When I say my children are home educated, why is there always that same shock-horror reaction from those who have no qualms about offloading their own offspring at the local day-prison? And why do I find myself answering the same old questions even before they are asked? Yes, it’s legal. No, my children are not social isolates. No, I’m not a qualified teacher. Yes, they can read, write, count, surf the Internet, and have even passed exams.

The popular perception of home educators seems to be that we are either hothousing parents preparing our brilliant children for early Oxbridge entry; or else we are hippie types who lead alternative, tree-hugging lifestyles. In fact the reality is very different for most of us. Our children may have been driven out of school because of bullying, have unmet special needs, or simply be free spirits who hate being forced into learning things that other people have decided are “for their own good”.

Many parents feel they are incapable of educating their children, but most tend to confuse “education” with “schooling” – the two are far from synonymous. Indeed all the evidence points to the benefits of keeping children out of the system, and a new study from Durham University has found that children do disproportionately better at home if they come from poorer working-class backgrounds. Which brings me to a burning question of my own: why is there no proper support for home education when it is so undeniably successful? Too many vested interests in the schooling industry, perhaps?

It is a parental legal obligation to ensure that children are educated during the compulsory years – but that fact is remarkably concealed. The Scottish Consumer Council has found that parents seeking to remove their children from state schools in Scotland are routnely obstructed by local authorities.

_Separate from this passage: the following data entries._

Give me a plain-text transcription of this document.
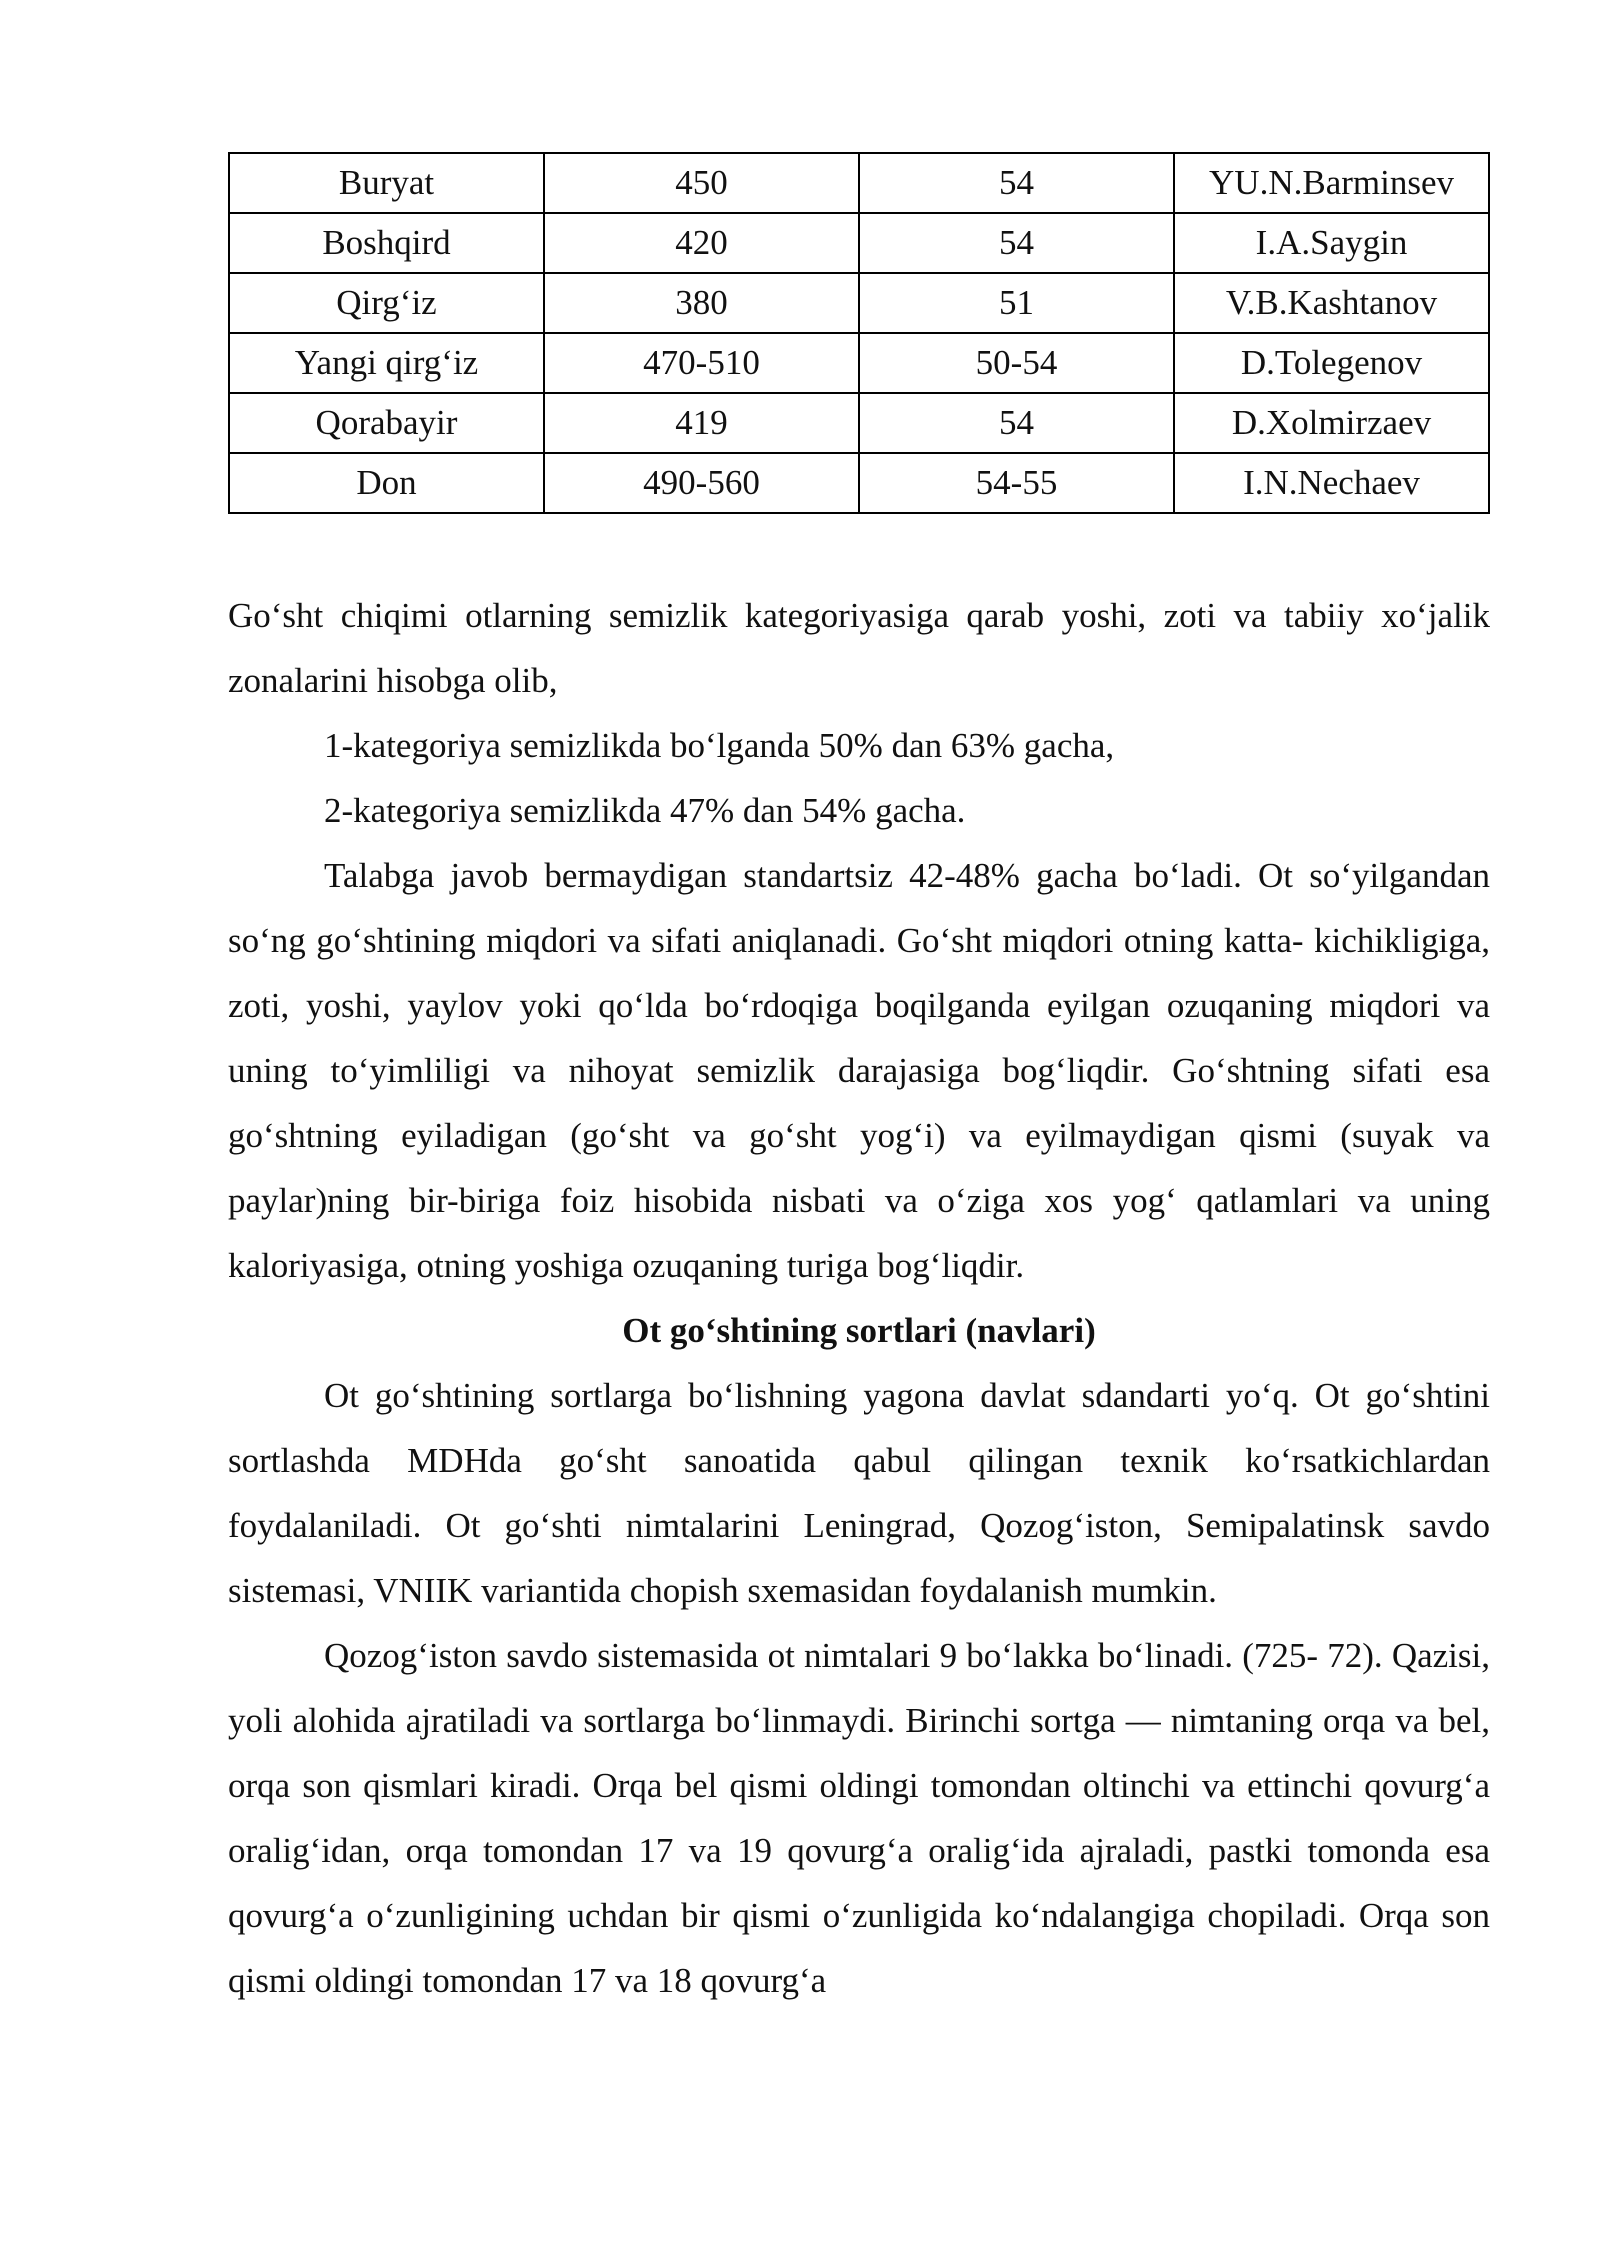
Buryat	450	54	YU.N.Barminsev
Boshqird	420	54	I.A.Saygin
Qirg‘iz	380	51	V.B.Kashtanov
Yangi qirg‘iz	470-510	50-54	D.Tolegenov
Qorabayir	419	54	D.Xolmirzaev
Don	490-560	54-55	I.N.Nechaev

Go‘sht chiqimi otlarning semizlik kategoriyasiga qarab yoshi, zoti va tabiiy xo‘jalik zonalarini hisobga olib,

1-kategoriya semizlikda bo‘lganda 50% dan 63% gacha,

2-kategoriya semizlikda 47% dan 54% gacha.

Talabga javob bermaydigan standartsiz 42-48% gacha bo‘ladi. Ot so‘yilgandan so‘ng go‘shtining miqdori va sifati aniqlanadi. Go‘sht miqdori otning katta- kichikligiga, zoti, yoshi, yaylov yoki qo‘lda bo‘rdoqiga boqilganda eyilgan ozuqaning miqdori va uning to‘yimliligi va nihoyat semizlik darajasiga bog‘liqdir. Go‘shtning sifati esa go‘shtning eyiladigan (go‘sht va go‘sht yog‘i) va eyilmaydigan qismi (suyak va paylar)ning bir-biriga foiz hisobida nisbati va o‘ziga xos yog‘ qatlamlari va uning kaloriyasiga, otning yoshiga ozuqaning turiga bog‘liqdir.

Ot go‘shtining sortlari (navlari)

Ot go‘shtining sortlarga bo‘lishning yagona davlat sdandarti yo‘q. Ot go‘shtini sortlashda MDHda go‘sht sanoatida qabul qilingan texnik ko‘rsatkichlardan foydalaniladi. Ot go‘shti nimtalarini Leningrad, Qozog‘iston, Semipalatinsk savdo sistemasi, VNIIK variantida chopish sxemasidan foydalanish mumkin.

Qozog‘iston savdo sistemasida ot nimtalari 9 bo‘lakka bo‘linadi. (725- 72). Qazisi, yoli alohida ajratiladi va sortlarga bo‘linmaydi. Birinchi sortga — nimtaning orqa va bel, orqa son qismlari kiradi. Orqa bel qismi oldingi tomondan oltinchi va ettinchi qovurg‘a oralig‘idan, orqa tomondan 17 va 19 qovurg‘a oralig‘ida ajraladi, pastki tomonda esa qovurg‘a o‘zunligining uchdan bir qismi o‘zunligida ko‘ndalangiga chopiladi. Orqa son qismi oldingi tomondan 17 va 18 qovurg‘a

Unlike in England and Wales, where children must be deregistered from school on demand, the “privilege” of exercising the same legal right in Scotland depends on parents obtaining council consent. Claims during the passage of the Standards in Scotland’s Schools etc Act that this represented a “safeguard” for children have already been exposed as bogus because the rules are easily circumvented by those who move areas or can afford to transfer children temporarily to independent schools. Besides, if parents never send their children to school, the local authority need never become aware of their home educating status.

The “welfare” issue regularly rears its ugly head, but “socialisation” is probably the biggest red herring of all. Home-educated children are socialised in the community, and they have friends and acquaintances of all ages and backgrounds. They do not need the artificial creation of real-life experiences because they never leave the real world. Why waste time with “mock” modern studies when you can be talking to real politicians about your concerns as young citizens?

Learning can be done anywhere, anyhow, anytime, especially now that the Internet is available as a tool. Working from home has become commonplace and learning from home is a natural progression.

Homogenisation, not education, is the real name of the schooling game, of course. If school is truly such a wonderful experience, why have compulsory attendance? The evidence is incontrovertible – home education works. And as the movement continues to grow, it is clear that home educators in Scotland are no longer prepared to tolerate interference from vested-interest professionals whose own system is on the road to obsolescence.